The multidimensional and overlapping nature of game/play offers a formidable metaphor for what humans do with environmental goods and ecosystems. Generally, people contemplate/take care of the environment or they transform it for instrumental reasons. However, there are further motivations, among which is playing with the environment to achieve pleasure for oneself and others. Thus, the primary scope is not protection of the environment, but support for improving intrahuman relationships.
The aim is to develop a model of environmental actions that is plural: it should consider the classical stewardship and instrumental motivations, but add specific drivers coming from the pleasure of playing. This idea is not new. Environmental NGOs have discovered the great potential of gamification, creating mild competitions among young people for recycling waste (Szaky 2016). Psychologists of the nudge approach have demonstrated that making a dweller aware of the better performances of neighbors pushes that neighbor to improve his or her own energy use (Cialdini 2007).
This evidence shows that game is deeply rooted in the human condition, almost an ontological dimension. It can offer not only a means for people's involvement in a cause, but also interpretative keys for their behaviors. The approach is thus to develop the metaphorical or representative potential of game/play theory. We start with some advantages game can provide to social sciences theorization.
The first is the already mentioned distinction between game and play that Roger Callois ([1967] 1981) formulated, respectively, with ludus and paidia. Usually, the former indicates a set of rules, the latter the practice, the effective execution of the game. The fusion between the two terms comes from the idea that rules are not simply followed, but interpreted and partially modified during each game. “We can understand these actions as moves in a game, of which the rules somewhat alter while the game is being played” (Geels 2004: 908).
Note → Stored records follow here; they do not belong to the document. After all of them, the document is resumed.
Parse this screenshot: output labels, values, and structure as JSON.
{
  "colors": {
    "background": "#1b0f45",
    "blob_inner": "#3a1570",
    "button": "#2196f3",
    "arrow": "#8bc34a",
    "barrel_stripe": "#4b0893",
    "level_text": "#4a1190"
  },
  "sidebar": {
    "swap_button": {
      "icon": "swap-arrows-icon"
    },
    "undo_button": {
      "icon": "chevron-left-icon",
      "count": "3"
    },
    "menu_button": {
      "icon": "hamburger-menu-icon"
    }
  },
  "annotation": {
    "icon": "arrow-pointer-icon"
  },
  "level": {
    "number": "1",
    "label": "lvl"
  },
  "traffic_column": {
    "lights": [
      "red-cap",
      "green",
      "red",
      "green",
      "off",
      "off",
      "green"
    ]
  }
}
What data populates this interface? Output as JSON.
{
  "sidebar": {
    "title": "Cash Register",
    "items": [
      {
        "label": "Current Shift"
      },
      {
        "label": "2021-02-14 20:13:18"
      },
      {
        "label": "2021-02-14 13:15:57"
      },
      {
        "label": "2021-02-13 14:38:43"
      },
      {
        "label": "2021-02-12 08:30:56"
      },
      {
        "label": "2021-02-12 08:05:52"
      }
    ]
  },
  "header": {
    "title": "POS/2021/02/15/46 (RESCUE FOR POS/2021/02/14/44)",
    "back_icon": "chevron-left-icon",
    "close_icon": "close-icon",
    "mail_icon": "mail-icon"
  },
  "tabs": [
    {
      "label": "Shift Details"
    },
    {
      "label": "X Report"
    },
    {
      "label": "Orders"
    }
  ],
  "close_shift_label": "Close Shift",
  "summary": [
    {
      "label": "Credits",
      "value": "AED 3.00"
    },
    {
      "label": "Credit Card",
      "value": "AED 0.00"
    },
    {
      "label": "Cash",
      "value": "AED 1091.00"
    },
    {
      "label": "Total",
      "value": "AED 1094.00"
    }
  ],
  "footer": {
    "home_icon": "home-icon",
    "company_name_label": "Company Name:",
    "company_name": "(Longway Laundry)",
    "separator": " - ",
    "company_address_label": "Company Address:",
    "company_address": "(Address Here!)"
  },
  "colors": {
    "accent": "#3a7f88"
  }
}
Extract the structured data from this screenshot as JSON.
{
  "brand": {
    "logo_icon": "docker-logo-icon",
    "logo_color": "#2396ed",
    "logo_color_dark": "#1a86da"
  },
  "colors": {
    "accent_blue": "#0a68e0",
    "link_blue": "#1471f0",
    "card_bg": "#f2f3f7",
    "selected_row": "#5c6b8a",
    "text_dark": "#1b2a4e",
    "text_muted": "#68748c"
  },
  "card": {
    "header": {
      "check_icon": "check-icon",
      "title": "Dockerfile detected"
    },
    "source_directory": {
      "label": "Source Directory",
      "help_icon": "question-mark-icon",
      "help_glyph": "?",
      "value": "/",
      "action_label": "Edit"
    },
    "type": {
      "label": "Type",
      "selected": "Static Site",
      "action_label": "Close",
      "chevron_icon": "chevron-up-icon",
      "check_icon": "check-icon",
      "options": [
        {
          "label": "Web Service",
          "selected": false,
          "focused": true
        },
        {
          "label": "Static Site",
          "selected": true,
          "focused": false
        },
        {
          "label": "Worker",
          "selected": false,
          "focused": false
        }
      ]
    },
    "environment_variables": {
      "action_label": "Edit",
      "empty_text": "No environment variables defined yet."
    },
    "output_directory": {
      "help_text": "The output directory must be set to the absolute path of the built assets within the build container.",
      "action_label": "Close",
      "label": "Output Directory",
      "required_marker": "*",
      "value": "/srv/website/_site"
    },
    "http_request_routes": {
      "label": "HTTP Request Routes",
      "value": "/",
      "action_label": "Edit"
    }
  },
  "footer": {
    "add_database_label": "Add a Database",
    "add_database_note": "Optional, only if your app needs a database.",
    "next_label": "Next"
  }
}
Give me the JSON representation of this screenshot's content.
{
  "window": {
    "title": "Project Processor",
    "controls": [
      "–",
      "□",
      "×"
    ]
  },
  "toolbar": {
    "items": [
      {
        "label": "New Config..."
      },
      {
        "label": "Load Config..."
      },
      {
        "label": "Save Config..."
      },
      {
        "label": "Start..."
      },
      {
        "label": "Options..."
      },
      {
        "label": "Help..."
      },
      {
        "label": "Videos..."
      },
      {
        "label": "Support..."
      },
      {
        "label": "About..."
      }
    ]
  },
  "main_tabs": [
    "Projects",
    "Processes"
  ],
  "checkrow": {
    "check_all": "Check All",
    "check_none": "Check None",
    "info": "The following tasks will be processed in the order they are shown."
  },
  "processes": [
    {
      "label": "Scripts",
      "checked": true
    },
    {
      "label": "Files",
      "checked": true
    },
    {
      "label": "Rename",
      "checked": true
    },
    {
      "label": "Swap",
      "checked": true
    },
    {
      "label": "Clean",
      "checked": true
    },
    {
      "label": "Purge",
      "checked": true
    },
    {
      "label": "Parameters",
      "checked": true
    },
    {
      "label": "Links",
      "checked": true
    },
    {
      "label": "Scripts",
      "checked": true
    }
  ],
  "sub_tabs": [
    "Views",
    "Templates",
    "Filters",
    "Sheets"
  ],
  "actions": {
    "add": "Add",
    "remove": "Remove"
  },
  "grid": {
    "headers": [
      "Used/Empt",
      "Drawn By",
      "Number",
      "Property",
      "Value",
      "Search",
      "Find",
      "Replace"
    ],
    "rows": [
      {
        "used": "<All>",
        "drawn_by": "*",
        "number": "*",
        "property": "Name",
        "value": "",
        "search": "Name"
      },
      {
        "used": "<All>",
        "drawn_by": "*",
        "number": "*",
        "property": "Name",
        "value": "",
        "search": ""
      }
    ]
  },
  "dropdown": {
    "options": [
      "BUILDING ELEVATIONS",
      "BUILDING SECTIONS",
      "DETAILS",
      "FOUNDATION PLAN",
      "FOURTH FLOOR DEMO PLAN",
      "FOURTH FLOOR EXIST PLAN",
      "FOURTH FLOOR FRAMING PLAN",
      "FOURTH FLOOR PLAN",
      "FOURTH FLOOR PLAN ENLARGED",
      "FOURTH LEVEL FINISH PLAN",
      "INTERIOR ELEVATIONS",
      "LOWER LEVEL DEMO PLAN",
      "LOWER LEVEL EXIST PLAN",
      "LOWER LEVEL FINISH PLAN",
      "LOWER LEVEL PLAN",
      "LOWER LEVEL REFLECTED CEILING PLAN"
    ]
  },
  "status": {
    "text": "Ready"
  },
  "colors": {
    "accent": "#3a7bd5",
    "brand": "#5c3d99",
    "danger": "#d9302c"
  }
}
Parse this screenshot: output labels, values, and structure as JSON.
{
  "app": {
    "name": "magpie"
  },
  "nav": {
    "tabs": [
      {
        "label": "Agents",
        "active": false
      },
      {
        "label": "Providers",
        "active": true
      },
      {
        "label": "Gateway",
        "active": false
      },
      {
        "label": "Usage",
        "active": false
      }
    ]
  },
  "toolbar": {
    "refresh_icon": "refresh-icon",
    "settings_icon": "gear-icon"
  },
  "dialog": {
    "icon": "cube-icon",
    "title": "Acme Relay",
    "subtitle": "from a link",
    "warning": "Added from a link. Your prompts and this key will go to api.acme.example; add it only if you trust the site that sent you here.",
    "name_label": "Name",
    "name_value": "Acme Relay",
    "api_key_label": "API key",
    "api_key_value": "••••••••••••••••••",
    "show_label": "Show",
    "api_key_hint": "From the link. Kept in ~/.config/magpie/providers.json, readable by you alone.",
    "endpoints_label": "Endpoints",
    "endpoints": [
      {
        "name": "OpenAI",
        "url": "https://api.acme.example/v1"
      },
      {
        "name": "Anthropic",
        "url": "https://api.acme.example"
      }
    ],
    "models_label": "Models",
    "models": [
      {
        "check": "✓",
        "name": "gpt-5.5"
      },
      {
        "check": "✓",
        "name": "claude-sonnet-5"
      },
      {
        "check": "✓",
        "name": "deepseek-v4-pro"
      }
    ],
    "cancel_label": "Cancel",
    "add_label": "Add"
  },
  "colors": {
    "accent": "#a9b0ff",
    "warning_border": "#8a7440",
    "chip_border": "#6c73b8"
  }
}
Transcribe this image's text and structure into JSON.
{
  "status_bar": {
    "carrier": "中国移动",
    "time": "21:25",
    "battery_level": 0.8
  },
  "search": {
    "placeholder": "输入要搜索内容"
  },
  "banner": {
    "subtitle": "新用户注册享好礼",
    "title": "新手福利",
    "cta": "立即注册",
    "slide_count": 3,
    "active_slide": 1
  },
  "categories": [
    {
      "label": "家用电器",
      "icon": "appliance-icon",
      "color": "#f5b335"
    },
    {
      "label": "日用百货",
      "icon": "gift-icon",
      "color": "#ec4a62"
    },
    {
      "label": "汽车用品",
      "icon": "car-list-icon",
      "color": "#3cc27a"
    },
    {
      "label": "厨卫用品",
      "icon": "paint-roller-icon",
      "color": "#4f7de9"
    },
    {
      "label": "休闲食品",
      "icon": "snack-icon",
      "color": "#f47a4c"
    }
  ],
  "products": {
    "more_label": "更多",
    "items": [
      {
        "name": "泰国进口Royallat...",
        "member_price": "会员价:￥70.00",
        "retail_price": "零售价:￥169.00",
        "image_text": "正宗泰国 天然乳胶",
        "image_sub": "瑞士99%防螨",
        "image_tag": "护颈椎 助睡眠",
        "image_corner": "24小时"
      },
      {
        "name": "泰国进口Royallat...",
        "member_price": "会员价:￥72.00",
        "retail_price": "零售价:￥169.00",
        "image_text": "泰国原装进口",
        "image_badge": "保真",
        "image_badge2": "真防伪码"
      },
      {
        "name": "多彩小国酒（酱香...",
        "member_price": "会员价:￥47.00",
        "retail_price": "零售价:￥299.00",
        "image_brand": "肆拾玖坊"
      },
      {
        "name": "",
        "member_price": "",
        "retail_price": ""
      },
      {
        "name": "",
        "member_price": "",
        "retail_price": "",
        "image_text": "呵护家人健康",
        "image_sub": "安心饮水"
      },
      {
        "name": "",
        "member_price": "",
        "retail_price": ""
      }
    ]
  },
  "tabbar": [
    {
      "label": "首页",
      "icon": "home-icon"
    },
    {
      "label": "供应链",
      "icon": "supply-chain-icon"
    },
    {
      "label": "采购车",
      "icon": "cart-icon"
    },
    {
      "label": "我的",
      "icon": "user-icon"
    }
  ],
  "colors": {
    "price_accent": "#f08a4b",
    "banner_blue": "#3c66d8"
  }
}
Situational factors and relational contingency intervene in compliance with game rules. Thus, game playing helps to overcome a typical actor-structure dilemma, as indicated by Bourdieu: the best example of disposition is undoubtedly the sense of game (2009: 163).
Another advantage of game metaphor is the capacity to keep a variety of types under the same umbrella. Scholars agree that it is better to speak of games in the plural (Rovatti 2017). Callois ([1967] 1981) identified four types of game: agon, alea, mimicry, and ilinx (competition, randomness, imitation, vertigo). This delineates a conceptual improvement in social analysis, always searching for ways to conjugate differentiation and unity in society.
Play has “primacy over the consciousness of the player” (Gadamer 1992: 104). This is a famous statement that can be interpreted in opposing ways: to mortify actors’ subjectivity or with a proper consideration for the dynamics of society, a so-called emergent quality that justifies sociology. Nevertheless, Hans-Georg Gadamer's insistence on playing as an over-individual context does not simply affirm games’ rule constraints.
According to Carlo Mongardini (1998), game is an institution (or a fixed representation of society); in addition, there is the capacity to play with the rules—that is, the ability to interpret and manipulate the rules, like a lawyer or an orator. Finally, there is the third level—the game of sociability (Geselligkeit) that is played outside society. This is Georg Simmel's term (1984), indicating “soft” relationships into which the personality and social rank of the actor do not enter (Ereck 2014: 51).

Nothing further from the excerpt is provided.